Through all of this, I have seen the bravery resound in post after post. Your post is brave and true. We must stay brave and true. I want to believe in hope, but like you and so many others, today I grieve.
Thank you for writing about this event in such a personal way, Chris. This particular national grief, I believe, strikes us all so personally. We have travelled the arc of hope and change to this moment of recognition: the very soul of our country is tainted, its disease revealed. My daughter is gay, and wakes up each day since Tuesday in terror: what might the day bring in this new age of emboldened hatred? In her loss of safety I see so many losses for so many of our brothers and sisters in the days to come. We will find our way out of this, but we must grieve first. So…thank you for acknowledging this need.
Chris,
Thank you for writing this piece and sharing your personal feelings and story. I, too, have been impacted by what occurred as a result of election. I fear for our country and the people who have come here to live out the “American Dream.” As you have probably read countless stories across social media, students sitting in our classrooms throughout the country have or will loose a sense of innocence because of what will become mainstream beliefs throughout our society.

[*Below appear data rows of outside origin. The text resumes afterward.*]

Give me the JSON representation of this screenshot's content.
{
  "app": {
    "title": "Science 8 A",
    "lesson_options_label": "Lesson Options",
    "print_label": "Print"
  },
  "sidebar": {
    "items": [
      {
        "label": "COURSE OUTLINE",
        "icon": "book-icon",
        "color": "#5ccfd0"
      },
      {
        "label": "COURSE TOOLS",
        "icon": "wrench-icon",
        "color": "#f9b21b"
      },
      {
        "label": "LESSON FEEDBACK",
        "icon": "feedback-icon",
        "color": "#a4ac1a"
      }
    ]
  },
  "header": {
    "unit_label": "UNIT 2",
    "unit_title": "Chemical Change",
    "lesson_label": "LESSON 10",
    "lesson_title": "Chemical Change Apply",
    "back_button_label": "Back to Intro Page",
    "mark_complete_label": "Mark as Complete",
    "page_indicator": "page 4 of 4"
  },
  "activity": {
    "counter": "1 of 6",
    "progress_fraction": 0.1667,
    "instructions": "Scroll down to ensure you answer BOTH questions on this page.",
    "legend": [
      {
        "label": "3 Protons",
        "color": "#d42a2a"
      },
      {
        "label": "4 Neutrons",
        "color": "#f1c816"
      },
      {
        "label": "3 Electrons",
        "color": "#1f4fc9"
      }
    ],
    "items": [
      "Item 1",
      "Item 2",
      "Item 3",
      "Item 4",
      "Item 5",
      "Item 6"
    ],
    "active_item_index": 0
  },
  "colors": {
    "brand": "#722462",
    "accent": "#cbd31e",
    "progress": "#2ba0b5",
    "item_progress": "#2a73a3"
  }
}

I believe our political system is broken and I am not sure how we fix it. The two political ideologies spread across America are so different. We have gone from “Hope and Change” to “Fear and Hate.” I think we are closer than ever before through similar events that led to the division of America and the war that broke our Nation in two. Now, I have a deeper understanding of how difficult it must have been for Abraham Lincoln to keep us together and try to heal our National wombs. It was this brave conviction that caused his death. We need another Lincoln to intercede for us again and to bring us back from this cliff that we are about to plunge off of and into a place that we will not recognize.
I have been in a fog about what to think, say, or do as a result of Tuesday. I want to thank you for allowing me to find my voice in this situation. As I have preached in my own classroom, I know writing about it can be cathartic.